Abstract
Objective: Previous study suggested adiponectin receptor 2 (ADIPOR2) genetic polymorphisms were associated with the risk of ischemic stroke. However, the relation between adiponectin receptor 1 (ADIPOR1) gene polymorphism and stroke remains unclear. Methods: In the present study, we utilized the polymerase chain reaction-sequencing method to detect rs2275737 and s1342387 genotypes of ADIPOR1 gene in 300 cases of ischemic stroke patients and 300 age- and sex- matched healthy controls. Results: For rs2275737, we found A allele carriers have increased risk to ischemic stroke (OR=2.570, 95% CI: 1.999-3.305); also, we found rs1342387 A allele was associated with the risk for stroke (OR=1.351, 95% CI: 1.074-1.699). After adjusted for confounders such as hypertension, diabetes, and smoking, we found the association remains significant. Conclusion: ADIPOR1 genetic polymorphism may increase the risk of ischemic stroke.

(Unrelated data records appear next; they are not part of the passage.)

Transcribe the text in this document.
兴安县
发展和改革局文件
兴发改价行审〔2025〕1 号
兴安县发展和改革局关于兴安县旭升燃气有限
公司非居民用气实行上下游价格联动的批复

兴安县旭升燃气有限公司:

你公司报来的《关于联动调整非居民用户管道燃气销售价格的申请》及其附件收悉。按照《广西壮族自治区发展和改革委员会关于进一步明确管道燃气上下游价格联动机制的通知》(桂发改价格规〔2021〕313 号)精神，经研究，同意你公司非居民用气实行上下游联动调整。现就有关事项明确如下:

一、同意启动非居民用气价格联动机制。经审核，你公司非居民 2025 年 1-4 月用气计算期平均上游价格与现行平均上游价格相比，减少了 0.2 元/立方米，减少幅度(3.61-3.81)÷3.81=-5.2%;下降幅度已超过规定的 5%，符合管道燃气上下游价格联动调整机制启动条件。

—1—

Keywords: Ischemic stroke, adiponectin receptor 1 gene, single nucleotide polymorphisms
Introduction
Adiponectin is an adipocytokine that is involved in lipid and glucose metabolism, energy homeostasis, and inflammatory pathways [1-3]. Circulating concentrations of adiponectin are reduced in subjects with type 2 diabetes [4-7]. Ischemic stroke is a multifactorial disease related to infarction, hypertension and diabetes. Recently, two receptors, adiponectin receptor 1 (ADIPOR1) and adiponectin receptor 2 (ADIPOR2), were cloned, each consisting of eight exons that are located on chromosomes 1q32.1 and 12p13.33, respectively [8]. In humans, ADIPOR1 is ubiquitously expressed, with highest levels in the skeletal muscle, while ADIPOR2 is predominantly expressed in skeletal muscle and liver [9]. Previous study indicated that adiponectin receptor 2 (ADIPOR2) genetic polymorphisms were associated with the risk of ischemic stroke [10]. However, the relation between adiponectin receptor 1 (ADIPOR1) gene polymorphism and stroke remains unclear.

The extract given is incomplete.